Distinta fue la versión de la Comisión Nacional de Desaparición de Personas (CONADEP), que asesoró a Raúl Alfonsín en el encarecimiento de las víctimas del terrorismo de Estado, y cuya investigación final de 1984 fue plasmada en el informe Nunca Más. Según este, 8961 personas fueron denunciadas como desparecidas.

La ex integrante de la CONADEP, Graciela Fernández Mejide, cuestionó de la siguiente manera la cifra divulgada por las organizaciones de DD.HH.: “¿Qué pasó en esta sociedad que hay 20 mil personas que desaparecen y no hay una familia, un amigo o un compañero que denuncie?”, dijo en diálogo con el sitio Infobae.   

Sea cual fuere el número, es algo difícil de constatar, principipalmente porque los militares, meses antes de entregar el poder, eliminaron y robaron cientos de miles de documentos que registraban sus actividades. Durante las instancias judiciales impulsadas por el gobierno de Raúl Alfonsín, hicieron un pacto de silencio que perdura hasta hoy. Además, el hecho obvio: la palabra desparecido significa que no están, hay incertidumbre, ya que miles de los cuerpos de los detenidos ejecutados fueron incinerados en fosas comunes o quemados con cal.

Disposición Final

En Argentina, la desaparición de personas fue una herramienta utilizada principalmente por la Primera Junta Militar (1976-1981, presidida por Jorge Rafael Videla), para derrotar a quienes ellos llamaban subversivos; específicamente miembros de organizaciones guerrilleras, sindicalistas, militantes de partidos de izquierda y estudiantes. También fue permanente el robo sistemático de bebés, hijos de guerrilleros.

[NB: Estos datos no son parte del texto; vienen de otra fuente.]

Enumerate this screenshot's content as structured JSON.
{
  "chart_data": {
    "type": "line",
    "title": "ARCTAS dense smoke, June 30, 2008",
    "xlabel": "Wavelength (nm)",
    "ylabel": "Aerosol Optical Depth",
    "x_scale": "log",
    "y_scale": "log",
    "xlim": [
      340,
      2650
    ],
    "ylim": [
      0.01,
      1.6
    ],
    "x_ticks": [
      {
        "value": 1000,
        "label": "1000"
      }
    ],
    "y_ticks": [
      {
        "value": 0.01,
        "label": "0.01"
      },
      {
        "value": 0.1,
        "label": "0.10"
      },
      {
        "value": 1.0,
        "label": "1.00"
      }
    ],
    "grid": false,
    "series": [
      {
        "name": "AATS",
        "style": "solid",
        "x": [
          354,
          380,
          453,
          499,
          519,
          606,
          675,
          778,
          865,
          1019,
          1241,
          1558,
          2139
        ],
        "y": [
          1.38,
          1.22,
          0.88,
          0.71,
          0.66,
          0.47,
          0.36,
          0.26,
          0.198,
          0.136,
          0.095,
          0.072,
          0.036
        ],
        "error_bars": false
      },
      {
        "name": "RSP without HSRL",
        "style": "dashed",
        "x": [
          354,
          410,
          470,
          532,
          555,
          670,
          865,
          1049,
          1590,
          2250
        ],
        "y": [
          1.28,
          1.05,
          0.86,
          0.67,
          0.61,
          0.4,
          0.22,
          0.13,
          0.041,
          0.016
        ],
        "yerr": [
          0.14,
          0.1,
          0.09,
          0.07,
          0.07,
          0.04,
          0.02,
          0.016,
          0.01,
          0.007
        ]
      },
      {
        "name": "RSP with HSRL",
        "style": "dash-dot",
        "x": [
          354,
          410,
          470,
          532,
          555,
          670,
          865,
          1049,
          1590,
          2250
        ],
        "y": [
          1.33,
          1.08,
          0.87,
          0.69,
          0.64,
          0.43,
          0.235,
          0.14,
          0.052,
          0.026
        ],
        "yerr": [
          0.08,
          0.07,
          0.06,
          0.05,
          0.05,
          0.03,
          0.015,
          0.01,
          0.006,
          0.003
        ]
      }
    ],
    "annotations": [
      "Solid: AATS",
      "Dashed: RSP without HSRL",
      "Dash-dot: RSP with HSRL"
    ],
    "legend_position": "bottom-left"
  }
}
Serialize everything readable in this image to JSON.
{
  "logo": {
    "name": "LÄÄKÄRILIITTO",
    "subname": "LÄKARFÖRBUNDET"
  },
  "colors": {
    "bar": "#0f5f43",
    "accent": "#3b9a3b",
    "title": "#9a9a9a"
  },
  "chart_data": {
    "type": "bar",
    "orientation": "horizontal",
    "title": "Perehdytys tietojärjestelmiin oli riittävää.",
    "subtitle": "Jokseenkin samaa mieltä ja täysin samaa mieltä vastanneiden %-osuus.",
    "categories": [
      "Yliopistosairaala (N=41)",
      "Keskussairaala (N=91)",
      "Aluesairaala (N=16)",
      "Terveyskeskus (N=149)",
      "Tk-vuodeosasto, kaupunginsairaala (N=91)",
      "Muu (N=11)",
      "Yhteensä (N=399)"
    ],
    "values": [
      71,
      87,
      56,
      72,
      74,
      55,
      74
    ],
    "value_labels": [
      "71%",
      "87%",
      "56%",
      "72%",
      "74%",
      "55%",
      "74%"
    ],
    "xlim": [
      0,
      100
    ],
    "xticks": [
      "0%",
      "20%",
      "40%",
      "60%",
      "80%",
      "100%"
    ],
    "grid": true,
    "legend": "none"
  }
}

En el libro Disposición Final -un concepto militar que significa sacar de servicio una cosa inservible-, del periodista Ceferino Reatoes, Jorge Rafael Videla confesó las razones de esta cruel modalidad. “Había que eliminar a un conjunto grande de personas que no podían ser llevadas a la justicia ni tampoco fusiladas. El dilema era cómo hacerlo para que en la sociedad pasara desapercibido”.